The first seminar is titled "Rebuilding culture, Recovering Identity through performance." It considers how performance itself functions to preserve or restore identity or culture in populations in crisis. Examples might include: how performance functioned in the internment camps for Japanese-Americans during the second world war, or how performance functions as a repository of national identity for first generation immigrants. The idea is to use four separate case studies, from different disciplines to expose the common destinations of disparate approaches, and expose the students to how other disciplines work. This seminar considers less how performance adapts to new cultures as its resistance to adapting, his insistence on tradition, and how that serves to preserve culture. Performance is a powerful repository of memory for the dispossessed, or relocated, or for those populations acclimatizing to new cultures, and such might be the topic of investigation for the course.
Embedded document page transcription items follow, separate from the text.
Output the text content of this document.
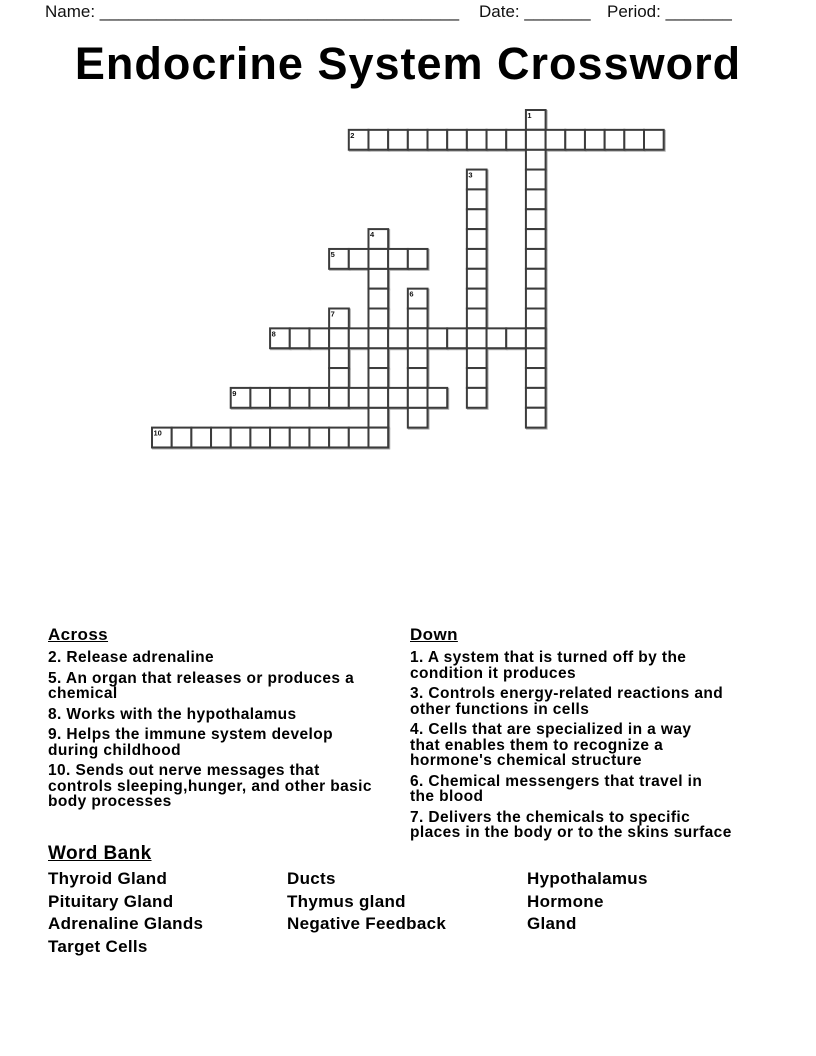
Name: ______________________________________ Date: _______ Period: _______
Endocrine System Crossword
1
2
3
4
5
6
7
8
9
10

Across

2. Release adrenaline

5. An organ that releases or produces a
chemical

8. Works with the hypothalamus

9. Helps the immune system develop
during childhood

10. Sends out nerve messages that
controls sleeping,hunger, and other basic
body processes

Down

1. A system that is turned off by the
condition it produces

3. Controls energy-related reactions and
other functions in cells

4. Cells that are specialized in a way
that enables them to recognize a
hormone's chemical structure

6. Chemical messengers that travel in
the blood

7. Delivers the chemicals to specific
places in the body or to the skins surface

Word Bank

Thyroid Gland	Ducts	Hypothalamus
Pituitary Gland	Thymus gland	Hormone
Adrenaline Glands	Negative Feedback	Gland
Target Cells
The second seminar is themed around 'The Colonial Moment' and it considers performance in that first generation of contact. Like the previous seminar, the focus is not on the specific history of any one site or tradition, but rather on performance itself, how it resists, adjusts, exposes, abdicates its own discipline, its own traditions, under the new colonizing presence. Sites can be as diverse as Meso-America, the Pacific Northwest, South Africa, from the near present to Antiquity. Like the other seminar, it too aspires to be global in its scope and inter-disciplinary in its approach.
Each participant will be awarded a $1,000 stipend for their contribution to the course, as well as 1/3 course credit, to be carried. As these Center Seminars are conceived to be sustainable annual offerings, a full course credit can be conferred on each faculty who participates in three such seminars.